- Born: Reuben Adeleye Abati 7 November 1965 (age 60)
- Education: University of Calabar (Bachelor's); University of Ibadan (PhD);
- Career
- Show: Morning Show
- Station: Arise TV
- Time slot: 8am - 10am
- Country: Nigeria

= Reuben Abati =

Nigerian journalist

Reuben Adeleye Abati (born 7 November 1965) is a Nigerian journalist, politician, television presenter and newspaper columnist. He was the Peoples Democratic Party (PDP) deputy governor candidate in Ogun State in the 2019 gubernatorial election. Abati was Special Adviser on Media to President Goodluck Jonathan from 2011 to 2015 . He previously worked as a newspaper columnist and as chairman of the editorial board of the Nigerian newspaper The Guardian, from 2001 to 2011.

== Education ==
Abati graduated from the University of Calabar in 1985. He later studied at the University of Ibadan as a university scholar.

He holds a PhD in theatre arts, specialising in dramatic literature, theory and criticism from the University of Ibadan (1990); a bachelor's degree in law from Lagos State University (1999); a professional training certificate in journalism from the College of Journalism, University of Maryland, College Park, United States (1996–1997); and a Certificate in Management and Leadership from the Saïd Business School, University of Oxford (2015). In 2025, Abati obtained a master's degree in international law and diplomacy studies from the University of Lagos.

== Career ==

=== Journalistic career ===
Abati began his career as a university lecturer, teaching drama and literature at the Olabisi Onabajo University, Ago-Iwoye, Ogun State.

Between 2000 and 2011, Abati was a member and co-presenter of the television discussion programme Patito's Gang, founded by Pat Utomi. Between 2003 and 2007, he served on the governing council of Olabisi Onabanjo University, Ago-Iwoye, Ogun State, and was also a member of the board of the Lagos State Security Trust Fund (2007-2011).

Before working in government, Abati was chairman of the editorial board at The Guardian, a privately owned Nigerian newspaper from 2000 to 2011. He also was an editorial page editor and columnist, writing two columns per week.

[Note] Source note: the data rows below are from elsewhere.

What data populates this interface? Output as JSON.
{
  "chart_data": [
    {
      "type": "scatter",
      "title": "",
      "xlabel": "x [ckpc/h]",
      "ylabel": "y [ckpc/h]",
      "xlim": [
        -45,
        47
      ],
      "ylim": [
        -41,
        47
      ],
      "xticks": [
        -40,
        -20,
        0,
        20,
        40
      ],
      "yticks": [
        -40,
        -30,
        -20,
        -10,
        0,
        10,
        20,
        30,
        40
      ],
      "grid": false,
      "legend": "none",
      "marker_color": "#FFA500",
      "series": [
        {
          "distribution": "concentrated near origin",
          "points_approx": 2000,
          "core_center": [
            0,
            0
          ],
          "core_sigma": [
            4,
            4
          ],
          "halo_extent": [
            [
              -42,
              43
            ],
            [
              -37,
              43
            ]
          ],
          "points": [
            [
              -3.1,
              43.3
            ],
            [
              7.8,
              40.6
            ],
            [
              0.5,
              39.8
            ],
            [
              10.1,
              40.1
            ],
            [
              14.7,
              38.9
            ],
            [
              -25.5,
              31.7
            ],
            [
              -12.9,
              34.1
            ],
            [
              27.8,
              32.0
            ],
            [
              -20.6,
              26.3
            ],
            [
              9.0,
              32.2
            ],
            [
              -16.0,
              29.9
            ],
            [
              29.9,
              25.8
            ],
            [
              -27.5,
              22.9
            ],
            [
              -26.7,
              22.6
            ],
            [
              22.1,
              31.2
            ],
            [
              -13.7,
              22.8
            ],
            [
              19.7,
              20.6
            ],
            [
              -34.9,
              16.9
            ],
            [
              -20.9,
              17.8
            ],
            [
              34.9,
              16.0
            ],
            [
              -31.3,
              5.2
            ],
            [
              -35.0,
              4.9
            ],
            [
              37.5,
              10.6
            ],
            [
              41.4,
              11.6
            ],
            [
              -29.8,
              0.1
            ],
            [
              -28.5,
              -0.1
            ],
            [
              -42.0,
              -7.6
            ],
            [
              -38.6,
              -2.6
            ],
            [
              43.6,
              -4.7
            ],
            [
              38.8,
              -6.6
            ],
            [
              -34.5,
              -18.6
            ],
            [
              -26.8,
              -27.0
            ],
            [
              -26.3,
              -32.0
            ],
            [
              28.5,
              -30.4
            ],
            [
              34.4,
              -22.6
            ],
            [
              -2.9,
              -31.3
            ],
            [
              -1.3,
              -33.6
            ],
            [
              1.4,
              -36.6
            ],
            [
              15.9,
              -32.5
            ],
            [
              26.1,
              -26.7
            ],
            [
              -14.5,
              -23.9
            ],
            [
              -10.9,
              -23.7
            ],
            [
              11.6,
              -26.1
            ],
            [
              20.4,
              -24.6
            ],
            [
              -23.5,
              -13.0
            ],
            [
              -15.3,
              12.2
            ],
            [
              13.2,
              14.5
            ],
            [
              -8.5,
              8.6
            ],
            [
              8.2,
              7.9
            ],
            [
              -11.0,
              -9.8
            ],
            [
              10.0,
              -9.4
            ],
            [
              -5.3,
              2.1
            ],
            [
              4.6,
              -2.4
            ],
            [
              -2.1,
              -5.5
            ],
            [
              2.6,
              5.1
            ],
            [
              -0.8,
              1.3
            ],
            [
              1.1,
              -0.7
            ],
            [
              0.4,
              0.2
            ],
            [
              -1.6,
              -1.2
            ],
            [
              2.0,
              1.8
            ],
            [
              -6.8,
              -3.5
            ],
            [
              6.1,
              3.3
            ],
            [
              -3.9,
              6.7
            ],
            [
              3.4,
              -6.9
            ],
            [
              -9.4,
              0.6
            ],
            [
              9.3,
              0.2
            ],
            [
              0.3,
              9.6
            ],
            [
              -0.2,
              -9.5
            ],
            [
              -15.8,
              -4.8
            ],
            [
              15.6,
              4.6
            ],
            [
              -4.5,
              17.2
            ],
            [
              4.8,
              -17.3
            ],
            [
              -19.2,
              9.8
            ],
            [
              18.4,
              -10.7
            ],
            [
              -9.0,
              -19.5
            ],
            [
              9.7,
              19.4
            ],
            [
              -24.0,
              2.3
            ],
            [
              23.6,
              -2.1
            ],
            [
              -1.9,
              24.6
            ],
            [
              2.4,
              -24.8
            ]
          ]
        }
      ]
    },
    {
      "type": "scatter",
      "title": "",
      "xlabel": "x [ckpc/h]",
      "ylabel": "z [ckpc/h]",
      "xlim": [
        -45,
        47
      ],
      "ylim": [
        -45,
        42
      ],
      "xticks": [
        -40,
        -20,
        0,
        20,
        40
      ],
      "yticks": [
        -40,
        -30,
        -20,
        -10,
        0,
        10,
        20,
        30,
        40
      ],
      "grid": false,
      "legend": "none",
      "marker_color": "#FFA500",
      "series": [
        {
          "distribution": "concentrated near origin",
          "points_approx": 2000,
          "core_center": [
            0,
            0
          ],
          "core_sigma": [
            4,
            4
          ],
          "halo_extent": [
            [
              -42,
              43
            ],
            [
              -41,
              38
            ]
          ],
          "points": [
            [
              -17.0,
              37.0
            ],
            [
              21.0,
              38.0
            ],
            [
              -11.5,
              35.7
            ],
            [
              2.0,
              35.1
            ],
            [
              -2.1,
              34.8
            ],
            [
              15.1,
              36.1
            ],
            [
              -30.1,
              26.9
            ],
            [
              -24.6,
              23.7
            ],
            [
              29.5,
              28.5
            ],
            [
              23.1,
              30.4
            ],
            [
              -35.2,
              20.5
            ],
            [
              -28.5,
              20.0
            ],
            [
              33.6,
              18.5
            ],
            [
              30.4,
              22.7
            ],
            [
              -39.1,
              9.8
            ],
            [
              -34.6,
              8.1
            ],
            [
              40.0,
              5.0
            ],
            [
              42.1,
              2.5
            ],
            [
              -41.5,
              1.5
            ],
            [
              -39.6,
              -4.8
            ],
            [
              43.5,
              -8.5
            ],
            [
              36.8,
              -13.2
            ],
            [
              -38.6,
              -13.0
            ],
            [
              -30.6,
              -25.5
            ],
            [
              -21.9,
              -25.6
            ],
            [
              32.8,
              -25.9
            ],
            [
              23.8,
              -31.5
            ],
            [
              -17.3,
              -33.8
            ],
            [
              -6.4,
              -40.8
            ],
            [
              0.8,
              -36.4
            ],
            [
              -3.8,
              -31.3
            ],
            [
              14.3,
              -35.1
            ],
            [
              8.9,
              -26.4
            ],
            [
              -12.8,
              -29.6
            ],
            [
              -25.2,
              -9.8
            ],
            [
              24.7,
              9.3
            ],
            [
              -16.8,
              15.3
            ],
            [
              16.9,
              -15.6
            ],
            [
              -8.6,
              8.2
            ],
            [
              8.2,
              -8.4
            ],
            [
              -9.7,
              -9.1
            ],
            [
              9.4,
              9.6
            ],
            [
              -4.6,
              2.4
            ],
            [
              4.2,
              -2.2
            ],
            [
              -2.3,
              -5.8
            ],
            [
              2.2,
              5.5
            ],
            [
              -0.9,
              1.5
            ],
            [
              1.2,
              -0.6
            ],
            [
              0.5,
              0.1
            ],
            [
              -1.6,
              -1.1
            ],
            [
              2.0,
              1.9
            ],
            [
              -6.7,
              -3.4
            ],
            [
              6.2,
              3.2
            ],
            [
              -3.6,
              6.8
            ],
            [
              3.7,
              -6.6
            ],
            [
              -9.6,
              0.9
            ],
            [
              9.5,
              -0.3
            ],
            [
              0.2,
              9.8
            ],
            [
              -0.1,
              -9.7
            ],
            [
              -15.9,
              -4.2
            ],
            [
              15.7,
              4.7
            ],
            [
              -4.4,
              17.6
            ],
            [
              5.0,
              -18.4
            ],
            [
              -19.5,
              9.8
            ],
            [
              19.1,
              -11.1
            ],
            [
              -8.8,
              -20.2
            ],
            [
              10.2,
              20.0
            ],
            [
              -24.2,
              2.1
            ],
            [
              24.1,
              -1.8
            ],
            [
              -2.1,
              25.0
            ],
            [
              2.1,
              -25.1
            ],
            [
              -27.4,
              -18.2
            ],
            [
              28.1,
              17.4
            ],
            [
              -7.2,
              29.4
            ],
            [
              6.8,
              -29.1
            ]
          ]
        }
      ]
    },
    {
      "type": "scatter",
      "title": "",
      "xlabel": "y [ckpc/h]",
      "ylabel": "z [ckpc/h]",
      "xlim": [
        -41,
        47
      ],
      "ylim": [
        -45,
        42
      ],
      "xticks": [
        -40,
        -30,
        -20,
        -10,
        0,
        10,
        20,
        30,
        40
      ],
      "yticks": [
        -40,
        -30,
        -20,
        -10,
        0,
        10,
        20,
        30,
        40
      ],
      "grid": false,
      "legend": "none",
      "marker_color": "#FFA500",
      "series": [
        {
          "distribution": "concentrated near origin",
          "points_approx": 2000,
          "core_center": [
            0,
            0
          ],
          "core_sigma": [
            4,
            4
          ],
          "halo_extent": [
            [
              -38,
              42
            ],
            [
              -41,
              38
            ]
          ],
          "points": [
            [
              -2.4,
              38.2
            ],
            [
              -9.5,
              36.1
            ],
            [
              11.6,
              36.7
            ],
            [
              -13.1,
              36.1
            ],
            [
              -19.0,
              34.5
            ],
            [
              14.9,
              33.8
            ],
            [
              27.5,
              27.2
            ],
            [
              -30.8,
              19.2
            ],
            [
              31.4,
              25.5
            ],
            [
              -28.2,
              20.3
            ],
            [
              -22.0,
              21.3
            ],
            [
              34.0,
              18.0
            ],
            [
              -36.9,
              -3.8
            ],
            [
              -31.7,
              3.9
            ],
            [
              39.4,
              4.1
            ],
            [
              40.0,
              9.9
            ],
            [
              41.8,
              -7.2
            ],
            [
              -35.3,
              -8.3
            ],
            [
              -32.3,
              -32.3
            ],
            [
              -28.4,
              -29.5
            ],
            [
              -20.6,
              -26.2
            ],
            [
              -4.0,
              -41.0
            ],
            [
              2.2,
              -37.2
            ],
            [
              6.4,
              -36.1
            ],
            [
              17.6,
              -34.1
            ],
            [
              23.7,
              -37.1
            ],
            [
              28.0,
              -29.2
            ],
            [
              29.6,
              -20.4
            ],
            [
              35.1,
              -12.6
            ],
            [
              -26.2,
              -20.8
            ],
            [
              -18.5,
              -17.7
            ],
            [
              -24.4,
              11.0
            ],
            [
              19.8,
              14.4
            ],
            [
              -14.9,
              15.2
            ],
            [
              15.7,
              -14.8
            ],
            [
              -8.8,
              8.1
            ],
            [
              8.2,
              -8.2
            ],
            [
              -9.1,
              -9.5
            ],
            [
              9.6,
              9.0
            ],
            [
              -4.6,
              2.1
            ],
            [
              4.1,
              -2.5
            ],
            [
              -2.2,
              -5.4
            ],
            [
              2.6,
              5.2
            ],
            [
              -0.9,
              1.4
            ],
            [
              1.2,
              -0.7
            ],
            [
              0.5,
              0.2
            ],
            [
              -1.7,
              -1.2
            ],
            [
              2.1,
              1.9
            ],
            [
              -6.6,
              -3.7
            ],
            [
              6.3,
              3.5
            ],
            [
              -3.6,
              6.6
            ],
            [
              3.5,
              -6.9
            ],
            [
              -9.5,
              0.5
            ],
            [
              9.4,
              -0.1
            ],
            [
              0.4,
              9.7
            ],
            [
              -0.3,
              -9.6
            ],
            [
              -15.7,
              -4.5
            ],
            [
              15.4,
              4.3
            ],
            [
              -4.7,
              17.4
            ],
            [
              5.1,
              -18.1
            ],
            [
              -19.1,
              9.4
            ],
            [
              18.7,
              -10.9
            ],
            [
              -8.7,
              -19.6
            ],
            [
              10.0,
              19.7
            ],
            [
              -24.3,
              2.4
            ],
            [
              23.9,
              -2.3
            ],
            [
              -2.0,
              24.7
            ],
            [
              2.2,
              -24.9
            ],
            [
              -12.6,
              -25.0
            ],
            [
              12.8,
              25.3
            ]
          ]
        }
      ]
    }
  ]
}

=== Work at the presidency ===
In 2011, he was appointed Special Adviser on Media and Publicity and official spokesperson to President Goodluck Jonathan. In the role, he was responsible for managing the president's media office, media relations and leading the presidency's public communications team.

=== Post-presidency media work ===
After leaving government, Abati returned to journalism, writing his regular columns in The Guardian newspaper on Fridays and Sundays. He subsequently moved to ThisDay newspaper, where he writes a Tuesday column titled "Tuesday With Reuben Abati". He is also a presenter of Arise News' The Morning Show, alongside Ojy Okpe, and works as a consultant on media and public policy issues.